In more recent years, Huffstetler continued, his work has involved separation of powers issues between the state’s executive and legislative branches, in which he has represented the interests of President Pro Tem of the Senate and the Speaker of the House.

“I’ve probably done maybe a dozen cases over the last 10 years,” Huffstetler said. “It’s been a great experience, and I’ve had a chance to deal with some issues involving constitutional history in North Carolina – how we got to where we are today – and I even got the chance to cite the Federalist Papers a few years ago for the first time in my career. I’ve always wanted to do that!”

The work of the NCBA, he added, is more important than ever in today’s polarized and politicized environment.

“I’ve always been a real proponent of the bar association going back to the days of Allan Head,” Huffstetler said in regard to the NCBA’s late executive director, “and the work that it does and the work that the section does. And I would have to be the first to say, in accepting this award, I’m doing it on behalf of a lot of other people who have worked with me over the years.

“I’ve been blessed to practice with three very fine North Carolina law firms, and I have been blessed with some outstanding younger lawyers.
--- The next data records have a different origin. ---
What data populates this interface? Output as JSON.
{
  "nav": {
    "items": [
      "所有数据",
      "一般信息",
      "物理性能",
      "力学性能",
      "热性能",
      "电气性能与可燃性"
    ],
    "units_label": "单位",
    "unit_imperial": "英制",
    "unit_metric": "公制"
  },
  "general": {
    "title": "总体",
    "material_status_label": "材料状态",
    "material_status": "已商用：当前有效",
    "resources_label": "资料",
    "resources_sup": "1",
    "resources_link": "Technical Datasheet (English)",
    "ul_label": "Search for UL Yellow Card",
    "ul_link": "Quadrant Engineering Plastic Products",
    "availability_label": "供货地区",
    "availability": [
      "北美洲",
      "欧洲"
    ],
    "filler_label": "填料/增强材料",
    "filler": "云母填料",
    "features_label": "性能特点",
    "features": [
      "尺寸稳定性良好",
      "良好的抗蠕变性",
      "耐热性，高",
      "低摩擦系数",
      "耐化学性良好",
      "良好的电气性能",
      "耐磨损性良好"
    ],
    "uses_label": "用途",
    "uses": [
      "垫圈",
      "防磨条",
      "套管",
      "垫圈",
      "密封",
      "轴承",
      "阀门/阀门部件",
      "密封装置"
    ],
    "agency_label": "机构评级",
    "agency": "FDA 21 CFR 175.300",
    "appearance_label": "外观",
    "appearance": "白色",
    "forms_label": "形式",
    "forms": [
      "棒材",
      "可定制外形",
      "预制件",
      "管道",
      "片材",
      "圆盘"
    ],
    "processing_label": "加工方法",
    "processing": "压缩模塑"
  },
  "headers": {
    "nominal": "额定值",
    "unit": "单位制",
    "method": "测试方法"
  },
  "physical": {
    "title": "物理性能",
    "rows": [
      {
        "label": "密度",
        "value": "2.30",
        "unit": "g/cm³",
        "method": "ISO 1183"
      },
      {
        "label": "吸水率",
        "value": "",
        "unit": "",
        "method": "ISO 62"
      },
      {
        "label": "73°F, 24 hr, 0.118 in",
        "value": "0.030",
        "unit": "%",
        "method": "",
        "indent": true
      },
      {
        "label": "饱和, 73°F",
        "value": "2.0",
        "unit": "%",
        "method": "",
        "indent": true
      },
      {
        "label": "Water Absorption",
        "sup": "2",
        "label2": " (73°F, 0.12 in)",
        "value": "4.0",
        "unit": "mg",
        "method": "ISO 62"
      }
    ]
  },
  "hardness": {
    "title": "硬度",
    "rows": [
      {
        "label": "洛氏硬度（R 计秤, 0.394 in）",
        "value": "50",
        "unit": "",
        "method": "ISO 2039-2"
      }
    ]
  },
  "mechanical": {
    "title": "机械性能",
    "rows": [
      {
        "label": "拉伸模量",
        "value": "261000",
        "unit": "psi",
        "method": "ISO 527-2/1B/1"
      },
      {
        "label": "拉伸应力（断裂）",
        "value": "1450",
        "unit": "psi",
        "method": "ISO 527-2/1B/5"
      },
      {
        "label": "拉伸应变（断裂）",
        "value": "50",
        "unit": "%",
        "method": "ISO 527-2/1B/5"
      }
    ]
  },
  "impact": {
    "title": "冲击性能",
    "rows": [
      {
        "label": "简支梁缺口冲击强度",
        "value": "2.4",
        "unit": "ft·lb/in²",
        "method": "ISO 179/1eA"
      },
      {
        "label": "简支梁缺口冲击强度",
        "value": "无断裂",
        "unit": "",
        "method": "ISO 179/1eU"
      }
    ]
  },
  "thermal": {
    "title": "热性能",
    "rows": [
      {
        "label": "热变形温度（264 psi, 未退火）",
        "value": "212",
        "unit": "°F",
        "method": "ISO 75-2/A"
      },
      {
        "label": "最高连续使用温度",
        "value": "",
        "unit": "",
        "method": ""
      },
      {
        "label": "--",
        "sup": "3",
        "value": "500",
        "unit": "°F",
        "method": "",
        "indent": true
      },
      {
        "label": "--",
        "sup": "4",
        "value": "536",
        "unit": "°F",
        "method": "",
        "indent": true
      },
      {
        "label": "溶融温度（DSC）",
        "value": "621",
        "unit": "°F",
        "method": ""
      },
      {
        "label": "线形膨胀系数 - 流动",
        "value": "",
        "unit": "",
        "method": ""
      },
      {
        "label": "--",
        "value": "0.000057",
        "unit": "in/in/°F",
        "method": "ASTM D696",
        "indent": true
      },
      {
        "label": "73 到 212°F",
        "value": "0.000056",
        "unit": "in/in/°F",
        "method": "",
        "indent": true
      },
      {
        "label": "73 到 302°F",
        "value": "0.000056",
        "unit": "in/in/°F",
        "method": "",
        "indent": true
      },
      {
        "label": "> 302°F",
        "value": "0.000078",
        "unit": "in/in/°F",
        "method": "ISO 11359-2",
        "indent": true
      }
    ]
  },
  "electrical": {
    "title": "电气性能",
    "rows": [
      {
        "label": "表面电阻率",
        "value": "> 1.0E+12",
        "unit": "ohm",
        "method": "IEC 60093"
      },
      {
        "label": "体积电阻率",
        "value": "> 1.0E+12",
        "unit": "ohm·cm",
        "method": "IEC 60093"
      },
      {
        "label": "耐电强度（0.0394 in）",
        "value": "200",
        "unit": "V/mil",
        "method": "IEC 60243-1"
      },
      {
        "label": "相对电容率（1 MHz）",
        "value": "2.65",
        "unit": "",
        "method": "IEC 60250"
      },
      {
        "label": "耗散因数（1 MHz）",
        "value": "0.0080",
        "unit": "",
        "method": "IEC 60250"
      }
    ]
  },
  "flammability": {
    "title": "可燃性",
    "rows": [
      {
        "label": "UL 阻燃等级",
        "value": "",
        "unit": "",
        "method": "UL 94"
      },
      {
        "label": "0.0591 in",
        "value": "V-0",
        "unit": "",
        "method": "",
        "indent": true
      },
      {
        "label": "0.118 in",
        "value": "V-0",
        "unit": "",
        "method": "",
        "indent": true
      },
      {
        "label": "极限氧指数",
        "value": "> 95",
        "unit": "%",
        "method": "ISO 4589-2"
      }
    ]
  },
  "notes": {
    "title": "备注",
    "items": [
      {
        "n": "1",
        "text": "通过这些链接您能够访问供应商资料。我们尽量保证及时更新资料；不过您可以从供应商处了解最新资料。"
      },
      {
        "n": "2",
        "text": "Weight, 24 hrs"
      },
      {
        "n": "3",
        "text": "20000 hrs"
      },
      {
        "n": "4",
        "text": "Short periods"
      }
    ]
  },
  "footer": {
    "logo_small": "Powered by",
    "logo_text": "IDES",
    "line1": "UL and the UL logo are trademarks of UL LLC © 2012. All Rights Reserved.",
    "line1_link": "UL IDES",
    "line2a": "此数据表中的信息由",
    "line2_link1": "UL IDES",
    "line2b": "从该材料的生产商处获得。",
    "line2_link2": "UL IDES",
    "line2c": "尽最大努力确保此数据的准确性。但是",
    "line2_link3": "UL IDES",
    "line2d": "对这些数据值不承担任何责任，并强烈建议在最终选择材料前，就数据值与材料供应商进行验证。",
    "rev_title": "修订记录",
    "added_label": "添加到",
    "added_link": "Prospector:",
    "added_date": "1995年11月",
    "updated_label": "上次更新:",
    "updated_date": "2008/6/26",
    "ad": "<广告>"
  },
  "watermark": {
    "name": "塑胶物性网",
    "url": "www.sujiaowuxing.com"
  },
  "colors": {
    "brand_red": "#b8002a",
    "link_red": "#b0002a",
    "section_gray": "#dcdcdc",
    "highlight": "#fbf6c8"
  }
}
I still am, one of which, Nate Pencook, was at the ceremony and another of which, Candace Friel of Winston-Salem, nominated me for this award.”

The Administrative Law Award for Excellence is designed to honor an attorney who:

  • has practiced administrative or regulatory law for at least ten years and who has continuous experience in this practice;
  • is a member of the North Carolina Bar Association and the Administrative Law Section;
  • has an exemplary record and reputation in the legal community and follows the highest ethical standards; and
  • has an exemplary record of active participation in the efforts to improve the administrative and regulatory process for regulators, the regulated public, the citizens of North Carolina and in the interests of justice.

Previous recipients of the award are:

2017 – Judge Fred Morrison
2018 – Jack Nichols
2019 – John N. (Nick) Fountain
2020 – Daniel F. McLawhorn
2022 – Judge Julian Mann
2023 – Ann Wall


Russell Rawlings is director of external affairs and communications for the North Carolina Bar Association.